A comprehensive, interactive syntax analysis detection system demonstrating compiler design principles
- Overview
- Features
- Live Demo
- Architecture
- Grammar Definition
- Parser Implementations
- Error Detection
- Project Structure
- Getting Started
- Test Cases
- Applications
- Technologies Used
- Screenshots
- Contributing
- License
SyntaxScope is an interactive web-based project that demonstrates the design and implementation of a syntax analysis detection system — a core component of compiler design. It takes user-provided arithmetic expressions or code snippets and analyzes them to verify whether they follow the rules of a defined context-free grammar (CFG).

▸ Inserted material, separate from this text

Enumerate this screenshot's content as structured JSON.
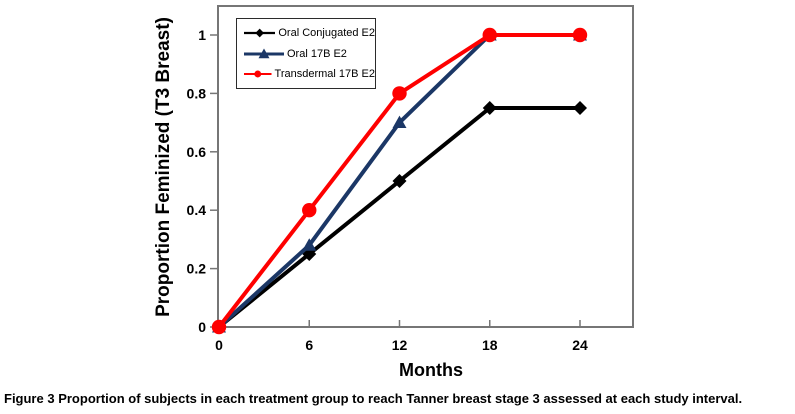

Syntax analysis (parsing) is the second phase of a compiler. It takes a stream of tokens from the lexical analyzer and determines whether the token sequence can be generated by the grammar of the source language. The parser constructs a parse tree that represents the hierarchical syntactic structure of the program.
Source Code → [Lexer] → Tokens → [Parser] → Parse Tree → [Semantic Analyzer] → AST → [Code Gen] → Output
↑
You are here!
| Aspect | Lexical Analysis | Syntax Analysis |
|---|---|---|
| Phase | First phase | Second phase |
| Input | Character stream | Token stream |
| Output | Tokens | Parse tree / AST |
| Grammar | Regular expressions | Context-Free Grammar |
| Errors | Invalid characters | Structural errors |
| Tool | Finite Automaton | Pushdown Automaton |
- 🔄 Three Parser Implementations: Recursive Descent, LL(1), and LR(0)

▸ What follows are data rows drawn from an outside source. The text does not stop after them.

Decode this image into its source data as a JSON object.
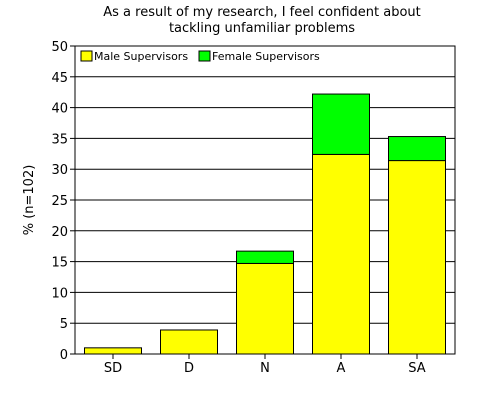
{
  "chart_data": {
    "type": "bar",
    "stacked": true,
    "title": [
      "As a result of my research, I feel confident about",
      "tackling unfamiliar problems"
    ],
    "xlabel": "",
    "ylabel": "% (n=102)",
    "categories": [
      "SD",
      "D",
      "N",
      "A",
      "SA"
    ],
    "series": [
      {
        "name": "Male Supervisors",
        "color": "#ffff00",
        "values": [
          1.0,
          3.9,
          14.7,
          32.4,
          31.4
        ]
      },
      {
        "name": "Female Supervisors",
        "color": "#00ff00",
        "values": [
          0,
          0,
          2.0,
          9.8,
          3.9
        ]
      }
    ],
    "ylim": [
      0,
      50
    ],
    "yticks": [
      0,
      5,
      10,
      15,
      20,
      25,
      30,
      35,
      40,
      45,
      50
    ],
    "grid": true,
    "legend_position": "top-left"
  }
}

- 📝 Interactive Tokenizer: Real-time lexical analysis with token visualization
- 🌳 Parse Tree Visualization: Canvas-based tree rendering with color-coded nodes
- ❌ Syntax Error Detection: Meaningful error messages with position indicators
- 📊 Step-by-Step Tracing: Watch the parsing process unfold step by step
- 🧪 Automated Testing: 15+ built-in test cases (valid and invalid)

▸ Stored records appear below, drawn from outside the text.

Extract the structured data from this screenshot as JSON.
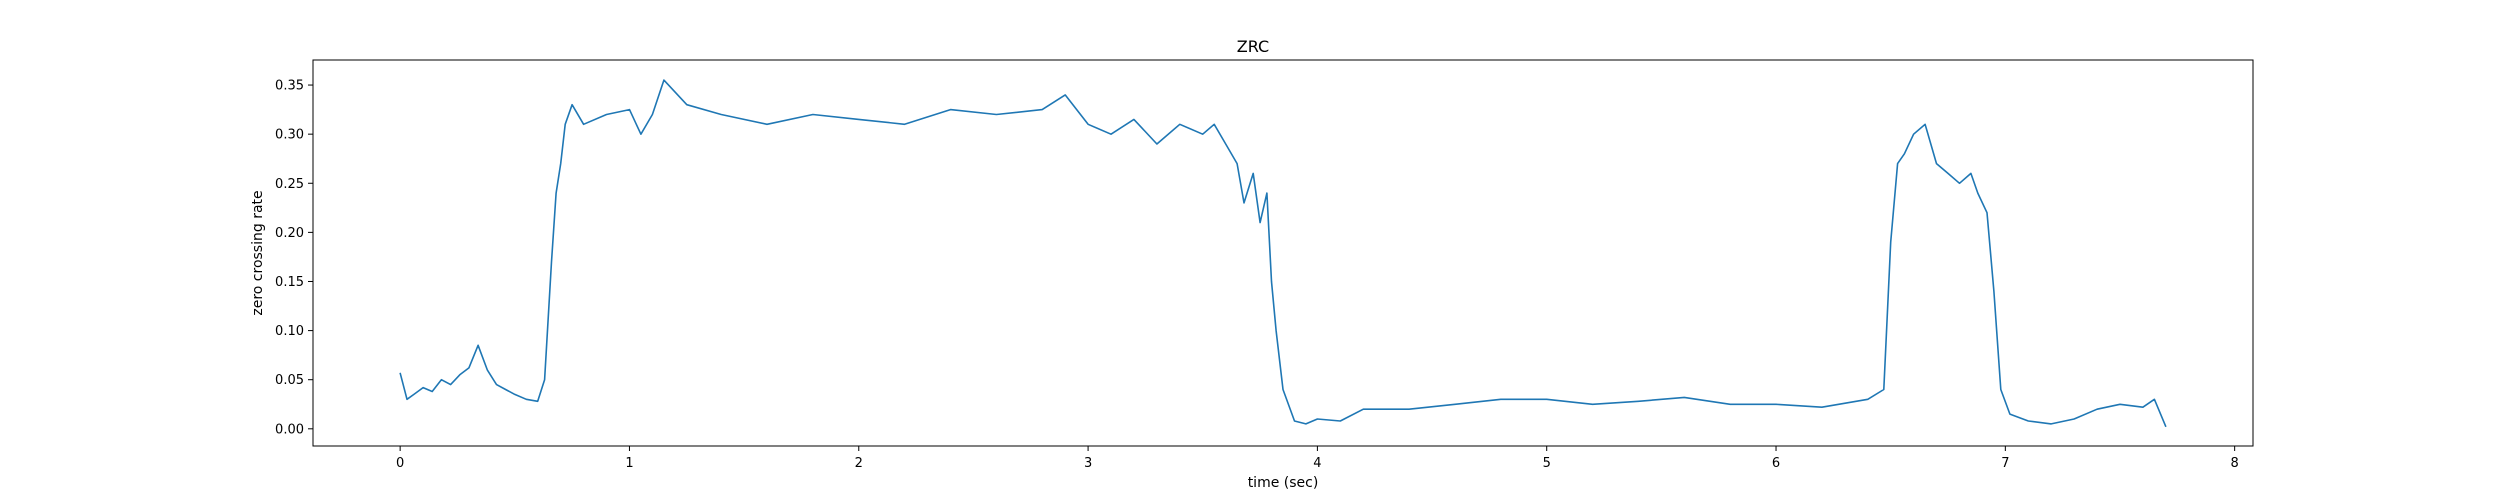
{
  "chart_data": {
    "type": "line",
    "title": "ZRC",
    "xlabel": "time (sec)",
    "ylabel": "zero crossing rate",
    "xlim": [
      -0.38,
      8.08
    ],
    "ylim": [
      -0.0175,
      0.3755
    ],
    "x_ticks": [
      0,
      1,
      2,
      3,
      4,
      5,
      6,
      7,
      8
    ],
    "x_tick_labels": [
      "0",
      "1",
      "2",
      "3",
      "4",
      "5",
      "6",
      "7",
      "8"
    ],
    "y_ticks": [
      0.0,
      0.05,
      0.1,
      0.15,
      0.2,
      0.25,
      0.3,
      0.35
    ],
    "y_tick_labels": [
      "0.00",
      "0.05",
      "0.10",
      "0.15",
      "0.20",
      "0.25",
      "0.30",
      "0.35"
    ],
    "grid": false,
    "legend": "none",
    "series": [
      {
        "color": "#1f77b4",
        "x": [
          0.0,
          0.03,
          0.06,
          0.1,
          0.14,
          0.18,
          0.22,
          0.26,
          0.3,
          0.34,
          0.38,
          0.42,
          0.46,
          0.5,
          0.55,
          0.6,
          0.63,
          0.66,
          0.68,
          0.7,
          0.72,
          0.75,
          0.8,
          0.9,
          1.0,
          1.05,
          1.1,
          1.15,
          1.25,
          1.4,
          1.6,
          1.8,
          2.0,
          2.2,
          2.4,
          2.6,
          2.8,
          2.9,
          3.0,
          3.1,
          3.2,
          3.3,
          3.4,
          3.5,
          3.55,
          3.6,
          3.65,
          3.68,
          3.72,
          3.75,
          3.78,
          3.8,
          3.82,
          3.85,
          3.9,
          3.95,
          4.0,
          4.1,
          4.2,
          4.4,
          4.6,
          4.8,
          5.0,
          5.2,
          5.4,
          5.6,
          5.8,
          6.0,
          6.2,
          6.4,
          6.47,
          6.5,
          6.53,
          6.56,
          6.6,
          6.65,
          6.7,
          6.75,
          6.8,
          6.85,
          6.88,
          6.92,
          6.95,
          6.98,
          7.02,
          7.1,
          7.2,
          7.3,
          7.4,
          7.5,
          7.6,
          7.65,
          7.7
        ],
        "y": [
          0.057,
          0.03,
          0.035,
          0.042,
          0.038,
          0.05,
          0.045,
          0.055,
          0.062,
          0.085,
          0.06,
          0.045,
          0.04,
          0.035,
          0.03,
          0.028,
          0.05,
          0.17,
          0.24,
          0.27,
          0.31,
          0.33,
          0.31,
          0.32,
          0.325,
          0.3,
          0.32,
          0.355,
          0.33,
          0.32,
          0.31,
          0.32,
          0.315,
          0.31,
          0.325,
          0.32,
          0.325,
          0.34,
          0.31,
          0.3,
          0.315,
          0.29,
          0.31,
          0.3,
          0.31,
          0.29,
          0.27,
          0.23,
          0.26,
          0.21,
          0.24,
          0.15,
          0.1,
          0.04,
          0.008,
          0.005,
          0.01,
          0.008,
          0.02,
          0.02,
          0.025,
          0.03,
          0.03,
          0.025,
          0.028,
          0.032,
          0.025,
          0.025,
          0.022,
          0.03,
          0.04,
          0.19,
          0.27,
          0.28,
          0.3,
          0.31,
          0.27,
          0.26,
          0.25,
          0.26,
          0.24,
          0.22,
          0.14,
          0.04,
          0.015,
          0.008,
          0.005,
          0.01,
          0.02,
          0.025,
          0.022,
          0.03,
          0.002
        ]
      }
    ]
  }
}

- 📱 Responsive Design: Works on desktop, tablet, and mobile
- 🎨 Premium Dark Theme: Modern glassmorphism UI with animations
┌──────────────┐ ┌──────────────┐ ┌──────────────┐
│ Input │────▶│ Lexer │────▶│ Parser │
│ Expression │ │ (Tokenizer) │ │ (RD/LL1/LR) │
└──────────────┘ └──────────────┘ └──────┬───────┘
│
┌──────────────┐ ┌────────▼───────┐
│ Tree │◀────│ AST │
│ Renderer │ │ (Parse Tree) │
└──────────────┘ └────────────────┘
A formal grammar G = (V, Σ, P, S) where:
- V (Variables): {Expr, Term, Factor, Primary}
- Σ (Terminals): {NUMBER, ID, +, -, *, /, ^, (, )}
- S (Start symbol): Expr
1. Expr → Expr + Term (Addition)
2. Expr → Expr − Term (Subtraction)
3. Expr → Term (Base case)
4. Term → Term * Factor (Multiplication)
5. Term → Term / Factor (Division)
6. Term → Factor (Base case)
7. Factor → Primary ^ Factor (Exponentiation, right-assoc)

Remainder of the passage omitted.